How will you know if your CLEO will sign? Laws vary by state in some cases, but the real decisions happen at the county level. Guntrustlawyer.com has been making some inquiries of CLEOs. In some cases, like Orlando (a city in an otherwise industry-friendly state), CLEOs are already stating their opinions.
“Unfortunately, we do not believe the proposed language amendment will change our position with respect to whether the Orlando Police Chief should execute these forms for firearms transfers,” said Lee Ann Freeman, legal advisor for the Orlando Police Department. “It remains our position that the local law enforcement chief executive officer should not be involved in, or liable for, individual firearms transfers.”
Opposition to the proposed changes has been fairly predictable, but it has remained below the radar of the national media. The reasons are complex. No one in the firearms industry wants to vocally oppose background checks and these changes outlined in ATF 41P are directly addressing background checks.
One group that has led opposition is the American Silencer Association. This group of suppressor makers has banded together to make their individual voices heard. They’ve prepared a hybrid form letter that can be downloaded, customized and sent in during the public comment period for ATF 41P. There’s even a Facebook page for Americans Opposed to ATF 41P.

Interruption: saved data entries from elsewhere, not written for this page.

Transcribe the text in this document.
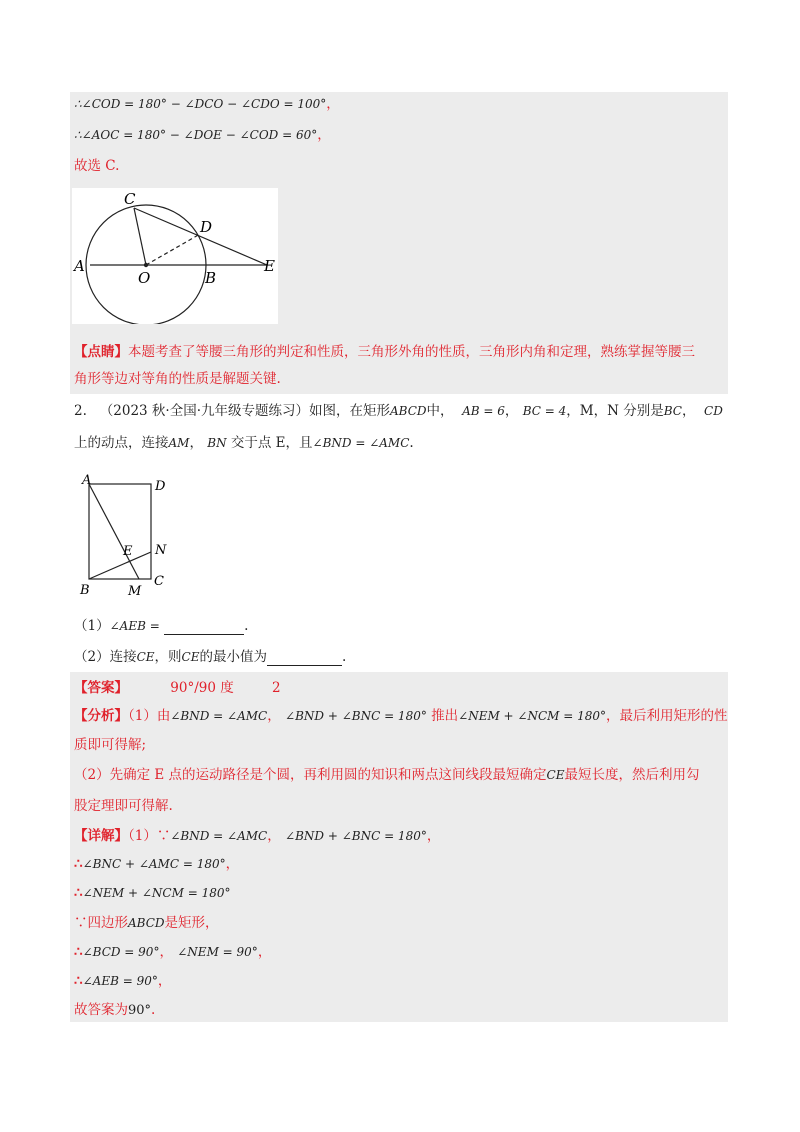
∴∠COD = 180° − ∠DCO − ∠CDO = 100°，
∴∠AOC = 180° − ∠DOE − ∠COD = 60°，
故选 C.
A
C
D
O	B
E
【点睛】本题考查了等腰三角形的判定和性质，三角形外角的性质，三角形内角和定理，熟练掌握等腰三
角形等边对等角的性质是解题关键.
2. （2023 秋·全国·九年级专题练习）如图，在矩形ABCD中， AB = 6， BC = 4，M，N 分别是BC，  CD
上的动点，连接AM， BN 交于点 E，且∠BND = ∠AMC.
A	D
E N
B	M
C
（1）∠AEB =	.
（2）连接CE，则CE的最小值为	.
【答案】	90°/90 度	2
【分析】（1）由∠BND = ∠AMC， ∠BND + ∠BNC = 180° 推出∠NEM + ∠NCM = 180°，最后利用矩形的性
质即可得解;
（2）先确定 E 点的运动路径是个圆，再利用圆的知识和两点这间线段最短确定CE最短长度，然后利用勾
股定理即可得解.
【详解】（1）∵∠BND = ∠AMC， ∠BND + ∠BNC = 180°，
∴∠BNC + ∠AMC = 180°，
∴∠NEM + ∠NCM = 180°
∵四边形ABCD是矩形，
∴∠BCD = 90°， ∠NEM = 90°，
∴∠AEB = 90°，
故答案为90°.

While we’re uncertain how long implementation will take, time is running out if you want a gun trust for convenience, to avoid the hassle of a CLEO who won’t sign off on paperwork, or if you may want a gun trust in the future, in any form, for any perfectly legal and lawful reason.
If you have a lawyer already, he or she could potentially draw up papers. But that will take time. You could do all of the research and documentation yourself, though that has a tremendous amount of potential pitfalls. This isn’t something you want to screw up, or have to fix through trial and error.
The easiest way is to have someone do it for you, and the most logical way to go about that is to turn to a specialist. There are several of these providers online who make it incredibly easy to establish a trust, and with the deadline approaches they are offering package deals (199trust.com is running a special).
While I don’t like the hassle the system presents now, I like being able to own NFA firearms and suppressors. Estimations from the firearms industry and the ATF both suggest that close to two-thirds of the current NFA market is comprised of gun trusts.
If there’s no legal demand for short-barreled rifles and shotguns, or silencers, these companies that are making these things are going to grow in other directions, or die out. The market for NFA guns and suppressors depends on an actual market, which will diminish greatly if these changes make it harder for all of us, all of the law abiding citizens of the country, to even get the paperwork needed to begin the process of acquisition.